The OSI program is only one of many programs undertaken by the different arms of the US government that synthesizes mathematics, computer science, economics, and the social sciences into a predictive model for sociopolitical systems. Programs like OSI pay homage to the fictional mathematics professor Hari Seldon, from Isaac Asimov’s Foundation series, who formulates the mathematical laws of “psychohistory.” Psychohistory is only useful for large groups of people: the larger the group, the more accurate the predictions. In the novels, Seldon uses psychohistory to predict the collapse of the Galactic Empire and sets in motion a secretive plan to spark the rise of a second empire. The Galactic Empire and the US are like apples and oranges, but hopefully similar benefits will be reaped.

The recent explosion in “big data” and social media is what takes the OSI from the domain of science fiction into that of cutting-edge research. “Big data” refers to the exponentially increasing number of large datasets that can be stored on computers. It is only possible thanks to the dirt-cheap price of data storage. The dropping price of data storage and the development of new software tools coincided with the rise of Facebook, Twitter, and the other paragons of social media. The widespread use of these services generates a large capacity of data that records user activity. User activity can be analyzed for sentiment, allowing researchers to separate data into three general levels of sentiment: Negative, Positive, or Neutral. The fluctuating direction of levels provides strong leads for businesses looking for profitable information.

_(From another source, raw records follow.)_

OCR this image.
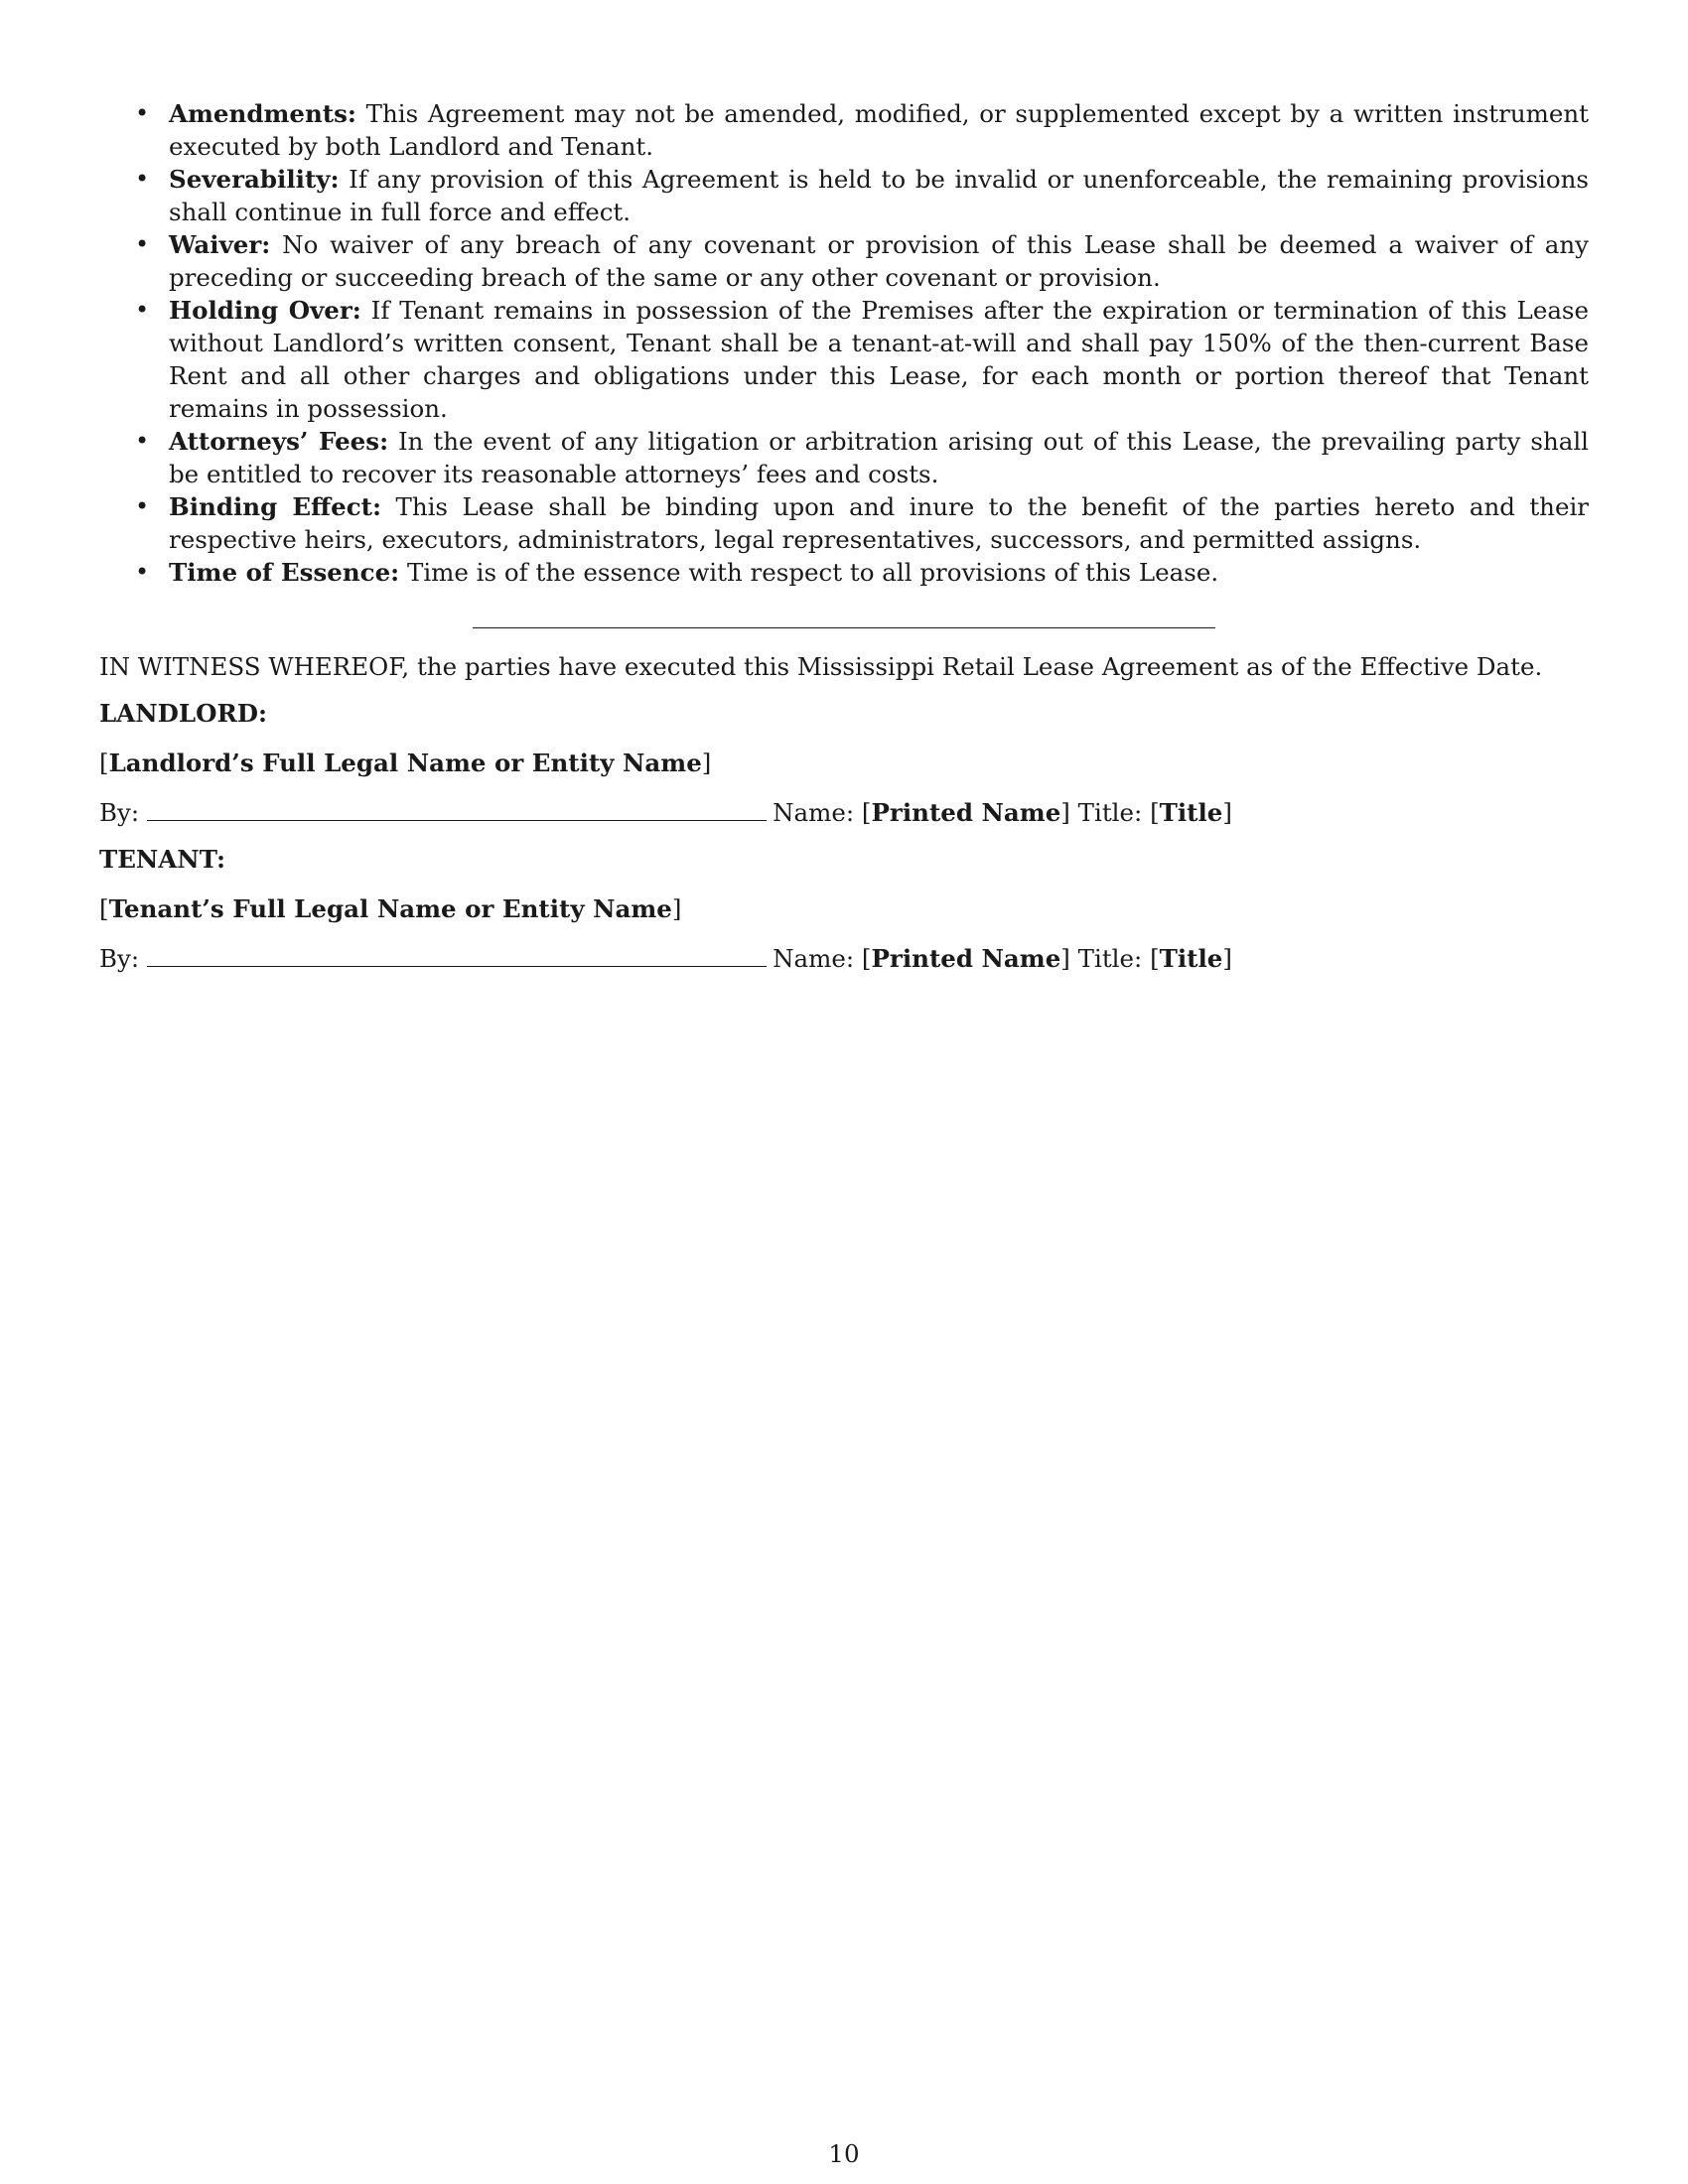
• Amendments: This Agreement may not be amended, modified, or supplemented except by a written instrument executed by both Landlord and Tenant.
• Severability: If any provision of this Agreement is held to be invalid or unenforceable, the remaining provisions shall continue in full force and effect.
• Waiver: No waiver of any breach of any covenant or provision of this Lease shall be deemed a waiver of any preceding or succeeding breach of the same or any other covenant or provision.
• Holding Over: If Tenant remains in possession of the Premises after the expiration or termination of this Lease without Landlord’s written consent, Tenant shall be a tenant-at-will and shall pay 150% of the then-current Base Rent and all other charges and obligations under this Lease, for each month or portion thereof that Tenant remains in possession.
• Attorneys’ Fees: In the event of any litigation or arbitration arising out of this Lease, the prevailing party shall be entitled to recover its reasonable attorneys’ fees and costs.
• Binding Effect: This Lease shall be binding upon and inure to the benefit of the parties hereto and their respective heirs, executors, administrators, legal representatives, successors, and permitted assigns.
• Time of Essence: Time is of the essence with respect to all provisions of this Lease.
IN WITNESS WHEREOF, the parties have executed this Mississippi Retail Lease Agreement as of the Effective Date.
LANDLORD:
[Landlord’s Full Legal Name or Entity Name]
By:	Name: [Printed Name] Title: [Title]
TENANT:
[Tenant’s Full Legal Name or Entity Name]
By:	Name: [Printed Name] Title: [Title]
10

More so than governments, businesses are eager to mine the datasets generated by social media and join OSI. Recorded Future uses proprietary software to sift through 300,000 different sources every hour in order to predict the movement of the stock market and even terrorist activity. Recorded Future is one of many companies applying to the OSI project.

Other companies, although not directly related to the OSI program, are still developing technology that effectively mines these datasets. For example, Toronto-based Sysomos provides businesses and organizations with tools to monitor and quantify the sentiment in online conversations happening on social media outlets regarding their brands. Sysomos uses proprietary natural language-processing technology to extract sentiment from relevant text online. Klout, on the other hand, is another company attempting to measure and rank the influence of individuals on their peers in social networks. Klout uses your online social footprint — based on how your network engages the content you create or share — to gauge three different indicators: the number of people you influence, the extent to which you influence those in your network, and how influential the people in your network are. Using these three indicators, Klout derives a ‘klout’ score, on a scale of one to 100, for each individual. Though scores aren’t always perfectly accurate, most companies would nevertheless love to market themselves directly at the most influential people.

Some academics are worried that models of sentiment analysis and influence designed for predicting consumer behaviour on social networks is inapplicable to sociopolitical prediction. Robert Albro, an anthropologist at American University, expresses concerns that consumer behaviour-driven models and their assumptions will eventually influence IARPA. Kalev Leetaru, a computer scientist at the Univerity of Illinois, believes the OSI project is better off attempting to predict trends, like the Arab Spring, instead of discrete events. In his view, the technology used for predicting stock market movements or consumer behaviour is a far cry from predicting a riot next week.

Whether or not the OSI project succeeds, governments and corporations everywhere will be attempting to predict the future. One thing we may expect to see is further expansion in the data mining market along with increased capacity for big data.